April 20, 2018
Why is an anti-inflammatory diet important? Inflammation is directly linked to eight of the 10 most deadly illnesses in the United States. Alzheimer’s disease, cancer, heart disease, flu/pneumonia, diabetes, kidney disease, stroke, and chronic respiratory disease are all rooted in chronic inflammation. The body uses healthy inflammation as part of the healing process to help protect injured tissues and fight off illness. But when inflammation becomes chronic, its effects on the body as a whole can be devastating. Long-term, low grade inflammation can impact every cell and system in the body, precipitating everything from autoimmune illnesses like celiac disease and rheumatoid arthritis to acne, depression, asthma, obesity, and osteoarthritis.
Inflammation is measured via blood tests which identify inflammatory markers. These markers can signal that the inflammatory process is under way, but not specific illnesses which may be developing as a result.
Certain foods in the Western diet can contribute to chronic inflammation. The Standard American Diet (SAD) tends to be high in calories, refined sugars and carbohydrates, industrialized fats like trans fats and hydrogenated oils, and processed foods. Over time, this contributes to a slew of health issues linked to chronic inflammation. Unlike the standard western diet, whole and natural food diets like the Mediterranean diet promote the elimination and prevention of chronic inflammation in the body. Which foods might comprise an anti-inflammatory diet?

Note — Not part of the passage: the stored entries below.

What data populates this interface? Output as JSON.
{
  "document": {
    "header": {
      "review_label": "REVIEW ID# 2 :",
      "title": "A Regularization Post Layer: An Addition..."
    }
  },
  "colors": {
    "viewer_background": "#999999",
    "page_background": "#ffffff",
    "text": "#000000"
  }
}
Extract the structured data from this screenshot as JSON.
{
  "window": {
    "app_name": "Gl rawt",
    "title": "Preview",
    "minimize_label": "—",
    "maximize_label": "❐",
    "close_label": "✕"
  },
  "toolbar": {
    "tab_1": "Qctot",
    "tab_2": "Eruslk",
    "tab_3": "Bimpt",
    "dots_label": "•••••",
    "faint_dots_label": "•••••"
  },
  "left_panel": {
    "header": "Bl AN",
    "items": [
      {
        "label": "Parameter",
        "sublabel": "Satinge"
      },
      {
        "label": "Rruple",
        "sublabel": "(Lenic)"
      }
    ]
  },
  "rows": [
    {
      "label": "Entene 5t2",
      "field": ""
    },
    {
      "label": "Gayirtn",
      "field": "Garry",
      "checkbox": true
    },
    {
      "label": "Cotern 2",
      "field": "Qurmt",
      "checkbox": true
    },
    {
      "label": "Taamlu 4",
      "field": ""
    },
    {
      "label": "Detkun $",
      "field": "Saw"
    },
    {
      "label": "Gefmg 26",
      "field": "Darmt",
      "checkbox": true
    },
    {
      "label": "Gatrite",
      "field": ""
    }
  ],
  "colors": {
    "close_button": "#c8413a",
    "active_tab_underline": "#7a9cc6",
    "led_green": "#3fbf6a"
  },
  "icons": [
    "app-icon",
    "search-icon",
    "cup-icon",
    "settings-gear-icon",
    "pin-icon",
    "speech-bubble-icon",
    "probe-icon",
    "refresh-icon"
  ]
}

As you start emphasizing an anti-inflammatory diet, it becomes easier to eliminate pro-inflammatory foods and substances from your routine. Whole foods and healthy fats are richly satisfying and flavorful, and with time you’ll naturally gravitate away from unhealthy choices. In the meantime, it helps to know which foods are causing the most problems. These are the top inflammatory foods to avoid:
Sugar and high-fructose corn syrup. Too much sugar can increase pro-inflammatory immune system messengers called cytokines. Sugar also suppresses the effectiveness of our white blood cells, leaving us more prone to illness and infections.
Artificial trans and hydrogenated fats, and processed vegetable oils like those from soy, corn, safflower, sunflower, and palm oil. These oils are high in inflammatory omega-6 fats, while low in beneficial omega-3s. Trans and hydrogenated oils are highly inflammatory, and have been linked to heart disease, type 2 diabetes, obesity, and stroke.
Refined flour and carbohydrates have been stripped of fiber and nutrients. Refined carbs readily cause blood sugar and insulin spikes, which have an inflammatory effect in the body. Over time, the regular consumption of refined grains can increase the presence of inflammatory marker PAI-1 in the blood. Eating whole grains, on the other hand, can reduce the presence of this same marker, as well as the more well-known CRP (C reactive protein).
Artificial sweeteners have been shown to alter the gut microbiome, and increase the risk of glucose intolerance. When our bodies can’t metabolize glucose properly, it results in the release of inflammation promoting cytokines. Artificial sweeteners also promote the proliferation of bad bacteria in the gut, and disrupt the anti-inflammatory activity of beneficial gut bacteria.
Heavy alcohol consumption has been linked to elevated CRP levels — the more excessive the alcohol consumption, the greater the risk for increased CRP levels in the blood.
Processed meats are associated with an increased risk of heart disease, diabetes, colon cancer, and stomach cancer. Common types of processed meats include hot dogs, bacon, sausages, lunch meats, ham, smoked meats, and jerky. Processed meats are high in advanced glycation end products (AGEs), which are formed when some foods (including meats) are cooked at high temperatures. AGEs are known to cause inflammatory changes that contribute to disease.
Remember that certain lifestyle factors also elevate your risk for chronic inflammation. By getting regular exercise and embracing an anti-inflammatory diet, you’ll be making great strides towards protecting your health, longevity, and quality of life in the long term.